O dia mal começou e milhões de pessoas já receberam uma recomendação sobre como devem vivê-lo. Em vez de vir de um médico ou treinador, ela aparece na tela de um relógio ou anel inteligente, como um número. Trata-se da chamada “pontuação de prontidão” — uma medida gerada por dispositivos vestíveis que pretende indicar o nível de energia, estresse ou recuperação do corpo.
Essas pontuações compostas de saúde, cada vez mais comuns em aparelhos como Apple Watch, Fitbit, Oura Ring e WHOOP, reúnem dados como frequência cardíaca, sono, atividade física, temperatura e respiração. A proposta é oferecer uma orientação simples: descanse, treine com moderação ou siga em frente com intensidade.
Mas até que ponto esse número é confiável?
Uma revisão sistemática recente conduzida por pesquisadores da University College Dublin, na Irlanda, analisou as pontuações mais populares oferecidas por esses dispositivos. A conclusão: falta transparência na forma como os dados são processados, e a ciência por trás das recomendações ainda é frágil.
Apesar de utilizarem sinais biométricos relevantes, como variabilidade da frequência cardíaca (HRV), frequência em repouso e qualidade do sono, muitos dispositivos não explicam como transformam esses dados em uma única pontuação. Não está claro, por exemplo, se há ponderação entre os indicadores, ajuste para idade ou nível de condicionamento físico, ou exclusão de dados fora do padrão.
Além disso, a precisão dos sensores — como os ópticos usados para medir batimentos — ainda é limitada. Pequenas imprecisões na coleta de dados podem resultar em recomendações equivocadas e um dos exemplos citados pelos pesquisadores é o chamado “duplo mergulho”. Quando uma noite de sono ruim afeta também a variabilidade da frequência cardíaca, o usuário pode ser penalizado duas vezes pela mesma causa, o que distorce a avaliação.
Diferenças entre dispositivos
Outro fator que dificulta a confiança é a falta de padronização nas linhas de base. Cada dispositivo define sua “média pessoal” com critérios distintos — alguns analisam os últimos sete dias, outros os últimos 28. Em alguns casos, dias atípicos são excluídos; em outros, não.
Essa inconsistência dificulta comparar dados entre plataformas e levanta dúvidas sobre a validade das recomendações. Além disso, há críticas sobre como esses dispositivos tratam o esforço físico recente. Mesmo que o corpo apresente sinais de boa recuperação, como HRV elevada e frequência cardíaca normal, a pontuação pode cair apenas porque o usuário se exercitou no dia anterior.
Apesar das falhas, os especialistas não recomendam abandonar os rastreadores. Quando usados com bom senso, eles podem ajudar a observar padrões ao longo do tempo, como mudanças no sono, resposta ao estresse e adaptação ao treinamento.

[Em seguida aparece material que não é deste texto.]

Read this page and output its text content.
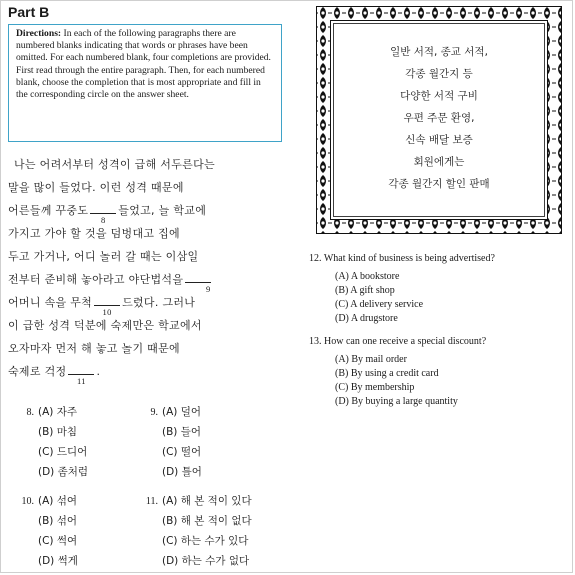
Part B
Directions: In each of the following paragraphs there are numbered blanks indicating that words or phrases have been omitted. For each numbered blank, four completions are provided. First read through the entire paragraph. Then, for each numbered blank, choose the completion that is most appropriate and fill in the corresponding circle on the answer sheet.
나는 어려서부터 성격이 급해 서두른다는
말을 많이 들었다. 이런 성격 때문에
어른들께 꾸중도
8
들었고, 늘 학교에
가지고 가야 할 것을 덤벙대고 집에
두고 가거나, 어디 놀러 갈 때는 이삼일
전부터 준비해 놓아라고 야단법석을
9
어머니 속을 무척
10
드렸다. 그러나
이 급한 성격 덕분에 숙제만은 학교에서
오자마자 먼저 해 놓고 놀기 때문에
숙제로 걱정
11
.
8. (A) 자주
(B) 마침
(C) 드디어
(D) 좀처럼
9. (A) 덜어
(B) 들어
(C) 떨어
(D) 틀어
10. (A) 섞여
(B) 섞어
(C) 썩여
(D) 썩게
11. (A) 해 본 적이 있다
(B) 해 본 적이 없다
(C) 하는 수가 있다
(D) 하는 수가 없다
일반 서적, 종교 서적,
각종 월간지 등
다양한 서적 구비
우편 주문 환영,
신속 배달 보증
회원에게는
각종 월간지 할인 판매
12. What kind of business is being advertised?
(A) A bookstore
(B) A gift shop
(C) A delivery service
(D) A drugstore
13. How can one receive a special discount?
(A) By mail order
(B) By using a credit card
(C) By membership
(D) By buying a large quantity
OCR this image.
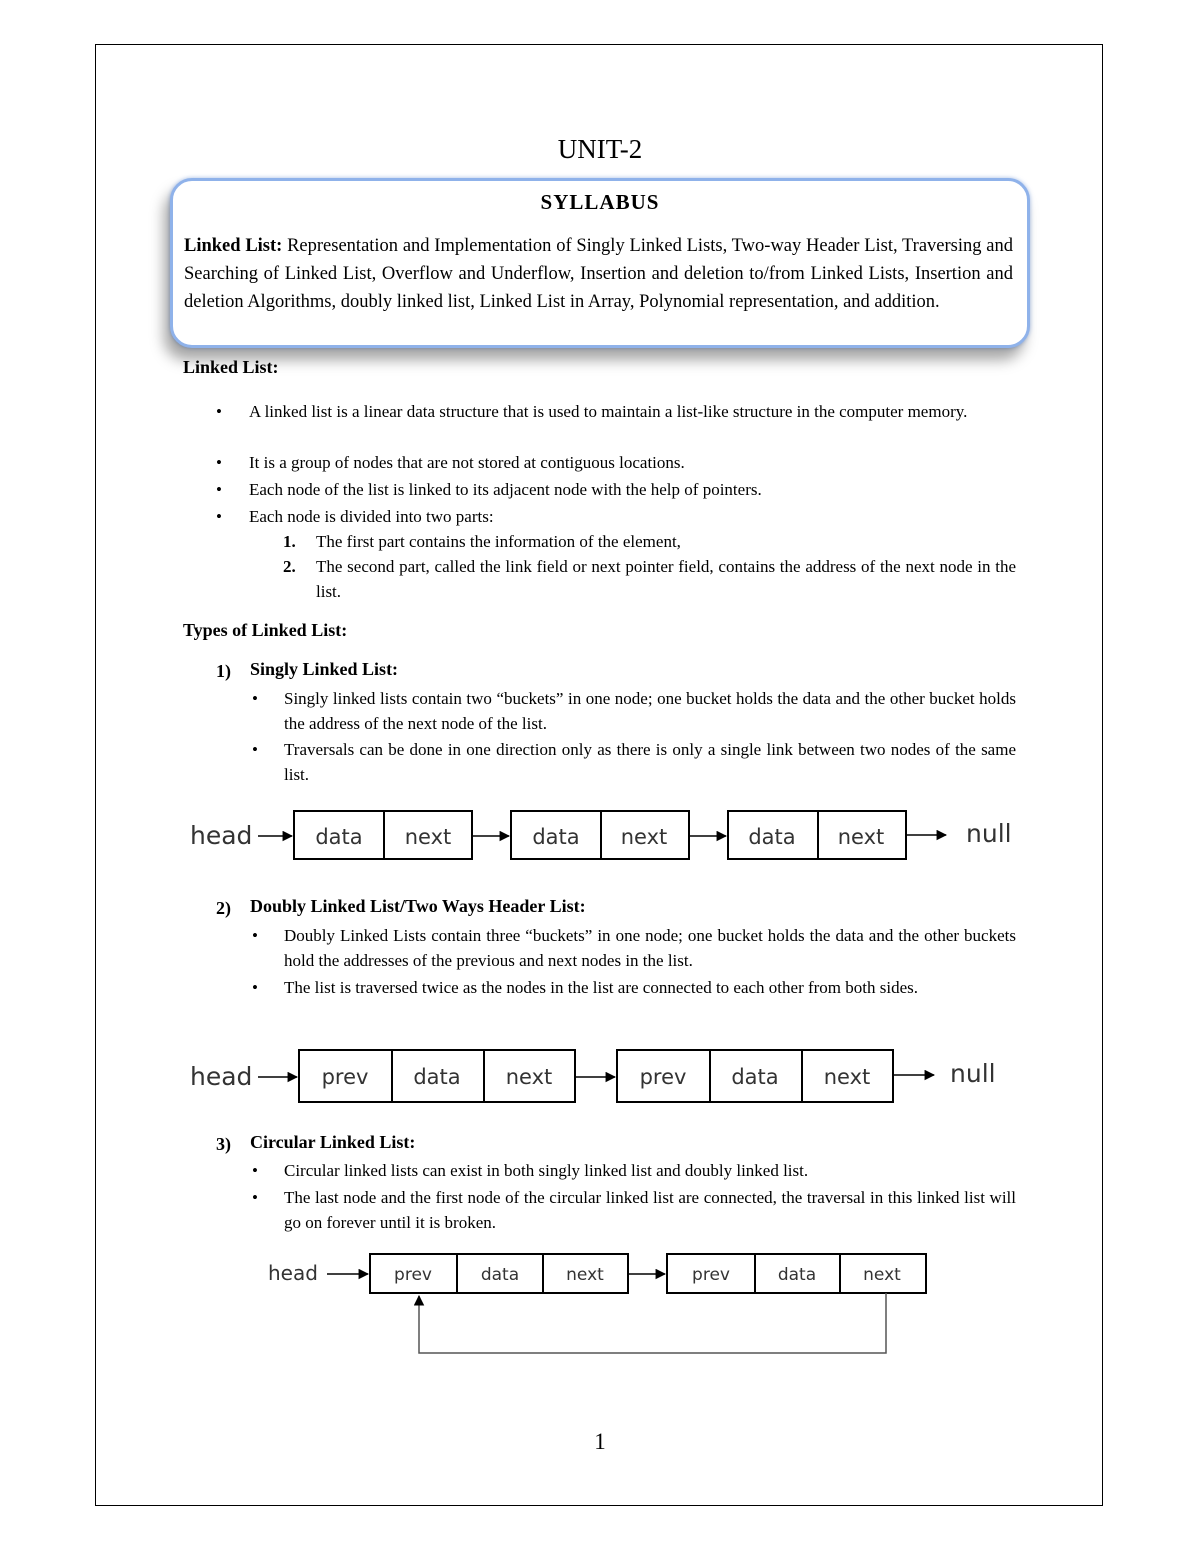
UNIT-2
SYLLABUS
Linked List: Representation and Implementation of Singly Linked Lists, Two-way Header List, Traversing and Searching of Linked List, Overflow and Underflow, Insertion and deletion to/from Linked Lists, Insertion and deletion Algorithms, doubly linked list, Linked List in Array, Polynomial representation, and addition.
Linked List:
• A linked list is a linear data structure that is used to maintain a list-like structure in the computer memory.
• It is a group of nodes that are not stored at contiguous locations.
• Each node of the list is linked to its adjacent node with the help of pointers.
• Each node is divided into two parts:
1. The first part contains the information of the element,
2. The second part, called the link field or next pointer field, contains the address of the next node in the list.
Types of Linked List:
1) Singly Linked List:
• Singly linked lists contain two “buckets” in one node; one bucket holds the data and the other bucket holds the address of the next node of the list.
• Traversals can be done in one direction only as there is only a single link between two nodes of the same list.
head	data next	data next	data next	null
2) Doubly Linked List/Two Ways Header List:
• Doubly Linked Lists contain three “buckets” in one node; one bucket holds the data and the other buckets hold the addresses of the previous and next nodes in the list.
• The list is traversed twice as the nodes in the list are connected to each other from both sides.
head	prev data next	prev data next	null
3) Circular Linked List:
• Circular linked lists can exist in both singly linked list and doubly linked list.
• The last node and the first node of the circular linked list are connected, the traversal in this linked list will go on forever until it is broken.
head	prev	data	next	prev	data	next
1
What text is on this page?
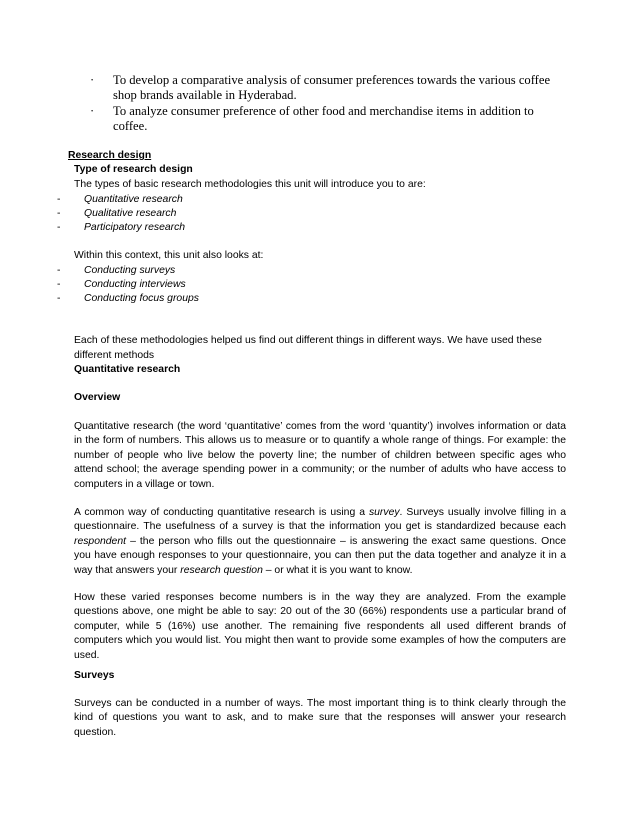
·	To develop a comparative analysis of consumer preferences towards the various coffee
shop brands available in Hyderabad.
·	To analyze consumer preference of other food and merchandise items in addition to
coffee.
Research design
Type of research design
The types of basic research methodologies this unit will introduce you to are:
- Quantitative research
- Qualitative research
- Participatory research
Within this context, this unit also looks at:
- Conducting surveys
- Conducting interviews
- Conducting focus groups
Each of these methodologies helped us find out different things in different ways. We have used these
different methods
Quantitative research
Overview

Quantitative research (the word ‘quantitative’ comes from the word ‘quantity’) involves information or data in the form of numbers. This allows us to measure or to quantify a whole range of things. For example: the number of people who live below the poverty line; the number of children between specific ages who attend school; the average spending power in a community; or the number of adults who have access to computers in a village or town.

A common way of conducting quantitative research is using a survey. Surveys usually involve filling in a questionnaire. The usefulness of a survey is that the information you get is standardized because each respondent – the person who fills out the questionnaire – is answering the exact same questions. Once you have enough responses to your questionnaire, you can then put the data together and analyze it in a way that answers your research question – or what it is you want to know.

How these varied responses become numbers is in the way they are analyzed. From the example questions above, one might be able to say: 20 out of the 30 (66%) respondents use a particular brand of computer, while 5 (16%) use another. The remaining five respondents all used different brands of computers which you would list. You might then want to provide some examples of how the computers are used.

Surveys

Surveys can be conducted in a number of ways. The most important thing is to think clearly through the kind of questions you want to ask, and to make sure that the responses will answer your research question.
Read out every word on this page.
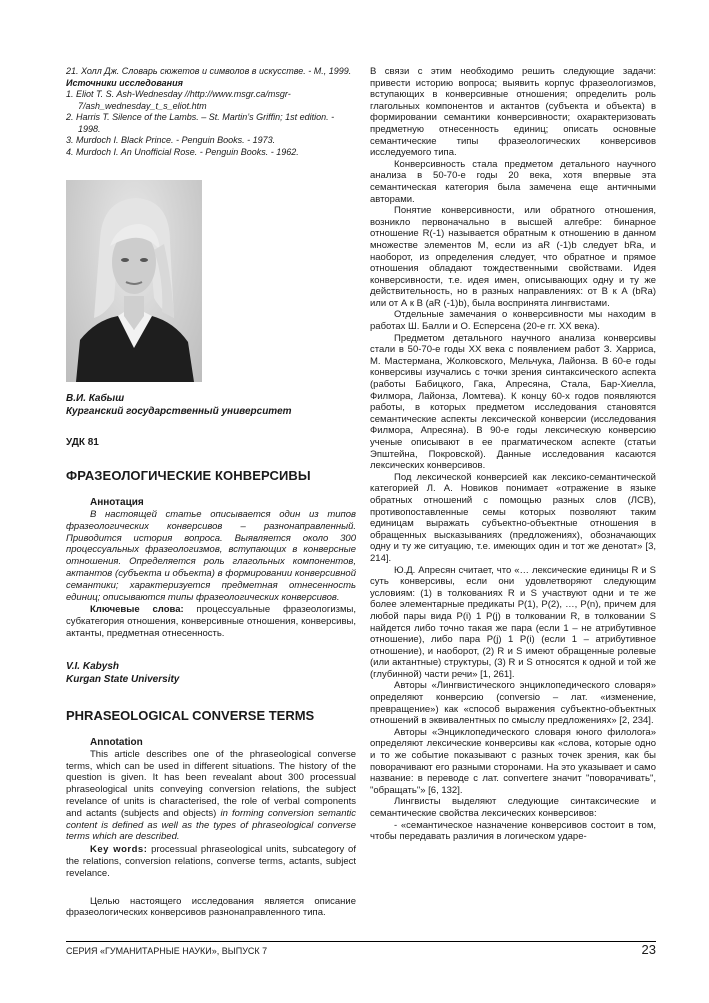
21. Холл Дж. Словарь сюжетов и символов в искусстве. - М., 1999.

Источники исследования

1. Eliot T. S. Ash-Wednesday //http://www.msgr.ca/msgr-7/ash_wednesday_t_s_eliot.htm

2. Harris T. Silence of the Lambs. – St. Martin’s Griffin; 1st edition. - 1998.

3. Murdoch I. Black Prince. - Penguin Books. - 1973.

4. Murdoch I. An Unofficial Rose. - Penguin Books. - 1962.

В.И. Кабыш
Курганский государственный университет

УДК 81

ФРАЗЕОЛОГИЧЕСКИЕ КОНВЕРСИВЫ

Аннотация

В настоящей статье описывается один из типов фразеологических конверсивов – разнонаправленный. Приводится история вопроса. Выявляется около 300 процессуальных фразеологизмов, вступающих в конверсные отношения. Определяется роль глагольных компонентов, актантов (субъекта и объекта) в формировании конверсивной семантики; характеризуется предметная отнесенность единиц; описываются типы фразеологических конверсивов.

Ключевые слова: процессуальные фразеологизмы, субкатегория отношения, конверсивные отношения, конверсивы, актанты, предметная отнесенность.

V.I. Kabysh
Kurgan State University

PHRASEOLOGICAL CONVERSE TERMS

Annotation

This article describes one of the phraseological converse terms, which can be used in different situations. The history of the question is given. It has been revealant about 300 processual phraseological units conveying conversion relations, the subject revelance of units is characterised, the role of verbal components and actants (subjects and objects) in forming conversion semantic content is defined as well as the types of phraseological converse terms which are described.

Key words: processual phraseological units, subcategory of the relations, conversion relations, converse terms, actants, subject revelance.

Целью настоящего исследования является описание фразеологических конверсивов разнонаправленного типа.

В связи с этим необходимо решить следующие задачи: привести историю вопроса; выявить корпус фразеологизмов, вступающих в конверсивные отношения; определить роль глагольных компонентов и актантов (субъекта и объекта) в формировании семантики конверсивности; охарактеризовать предметную отнесенность единиц; описать основные семантические типы фразеологических конверсивов исследуемого типа.

Конверсивность стала предметом детального научного анализа в 50-70-е годы 20 века, хотя впервые эта семантическая категория была замечена еще античными авторами.

Понятие конверсивности, или обратного отношения, возникло первоначально в высшей алгебре: бинарное отношение R(-1) называется обратным к отношению в данном множестве элементов М, если из aR (-1)b следует bRa, и наоборот, из определения следует, что обратное и прямое отношения обладают тождественными свойствами. Идея конверсивности, т.е. идея имен, описывающих одну и ту же действительность, но в разных направлениях: от В к А (bRa) или от А к В (aR (-1)b), была воспринята лингвистами.

Отдельные замечания о конверсивности мы находим в работах Ш. Балли и О. Есперсена (20-е гг. XX века).

Предметом детального научного анализа конверсивы стали в 50-70-е годы XX века с появлением работ З. Харриса, М. Мастермана, Жолковского, Мельчука, Лайонза. В 60-е годы конверсивы изучались с точки зрения синтаксического аспекта (работы Бабицкого, Гака, Апресяна, Стала, Бар-Хиелла, Филмора, Лайонза, Ломтева). К концу 60-х годов появляются работы, в которых предметом исследования становятся семантические аспекты лексической конверсии (исследования Филмора, Апресяна). В 90-е годы лексическую конверсию ученые описывают в ее прагматическом аспекте (статьи Эпштейна, Покровской). Данные исследования касаются лексических конверсивов.

Под лексической конверсией как лексико-семантической категорией Л. А. Новиков понимает «отражение в языке обратных отношений с помощью разных слов (ЛСВ), противопоставленные семы которых позволяют таким единицам выражать субъектно-объектные отношения в обращенных высказываниях (предложениях), обозначающих одну и ту же ситуацию, т.е. имеющих один и тот же денотат» [3, 214].

Ю.Д. Апресян считает, что «… лексические единицы R и S суть конверсивы, если они удовлетворяют следующим условиям: (1) в толкованиях R и S участвуют одни и те же более элементарные предикаты P(1), P(2), …, P(n), причем для любой пары вида P(i) 1 P(j) в толковании R, в толковании S найдется либо точно такая же пара (если 1 – не атрибутивное отношение), либо пара P(j) 1 P(i) (если 1 – атрибутивное отношение), и наоборот, (2) R и S имеют обращенные ролевые (или актантные) структуры, (3) R и S относятся к одной и той же (глубинной) части речи» [1, 261].

Авторы «Лингвистического энциклопедического словаря» определяют конверсию (conversio – лат. «изменение, превращение») как «способ выражения субъектно-объектных отношений в эквивалентных по смыслу предложениях» [2, 234].

Авторы «Энциклопедического словаря юного филолога» определяют лексические конверсивы как «слова, которые одно и то же событие показывают с разных точек зрения, как бы поворачивают его разными сторонами. На это указывает и само название: в переводе с лат. convertere значит "поворачивать", "обращать"» [6, 132].

Лингвисты выделяют следующие синтаксические и семантические свойства лексических конверсивов:

- «семантическое назначение конверсивов состоит в том, чтобы передавать различия в логическом ударе-

СЕРИЯ «ГУМАНИТАРНЫЕ НАУКИ», ВЫПУСК 7	23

Segundo estudos, os dispositivos vestíveis têm ganhado espaço na chamada “saúde digital” e devem continuar se popularizando. Mas, para isso, será necessário maior rigor científico, validação independente e regulamentações claras.
Enquanto isso não acontece, a recomendação dos especialistas é simples: use o aparelho como uma bússola, não como um mapa. E, sempre que possível, complemente a tecnologia com escuta ativa ao próprio corpo — e, claro, acompanhamento profissional.